The provisions of this § 203.041 amended under sections 202(a), (c), (e) and (i), 203(d), (o) and (p), 205, 206, 301, 303, 504, 603(a) and 609 of the Pennsylvania Securities Act of 1972 (70 P.S. § § 1-202(a), (c), (e) and (i), 1-203(d), (o) and (p), 1-205, 1-206, 1-301, 1-303, 1-504, 1-603(a) and 1-609); sections 4 and 9(b) of the Takeover Disclosure Law (70 P.S. § § 74 and 79(b)); and section 202.C of the Department of Banking and Securities Code (71 P.S. § 733-202.C).

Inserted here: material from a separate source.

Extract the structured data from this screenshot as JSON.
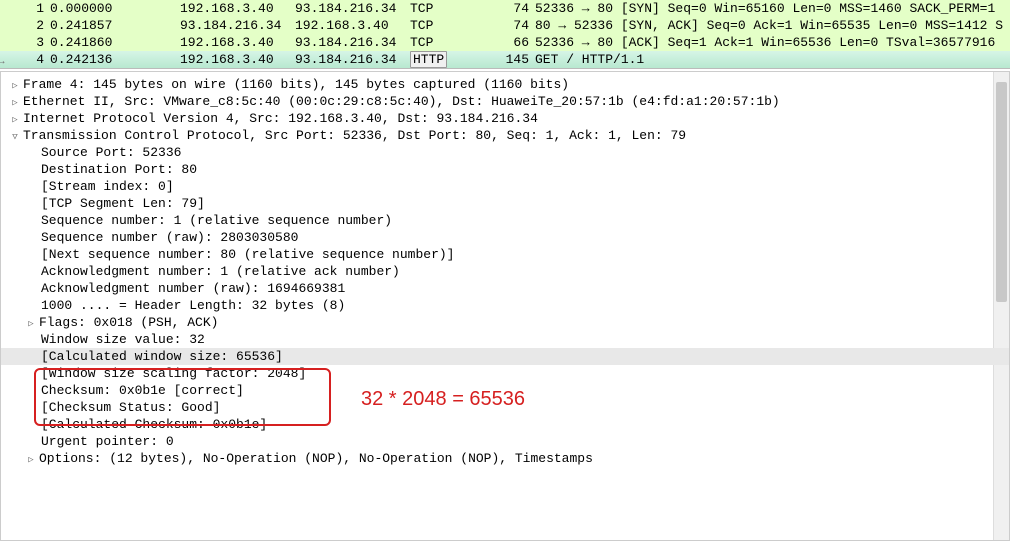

The provisions of this § 203.041 adopted May 10, 1974, effective May 11, 1974, 4 Pa.B. 916; amended April 4, 1975, effective April 5, 1975, 5 Pa.B. 722; amended May 6, 1988, effective May 7, 1988, 18 Pa.B. 2117; amended September 22, 1995, effective September 23, 1995, 25 Pa.B. 3994; amended December 30, 1999, effective January 1, 2000, 30 Pa.B. 18; amended July 11, 2003, effective July 12, 2003, 33 Pa.B. 3365; amended December 8, 2006, effective December 9, 2006, 36 Pa.B. 7456; transferred and renumbered from 64 Pa. Code § 203.041, December 14, 2012, effective December 15, 2012, 42 Pa.B. 7533; amended January 12, 2018, effective January 13, 2018, 48 Pa.B. 389. Immediately preceding text appears at serial pages (364676) to (364677).
This section cited in 10 Pa. Code § 203.191 (relating to Rule 505 offerings); 10 Pa. Code § 203.201 (relating to accredited investor exemption); 10 Pa. Code § 204.010 (relating to increasing the number of purchasers and offerees); and 10 Pa. Code § 204.011 (relating to waivers of the 12-month holding period).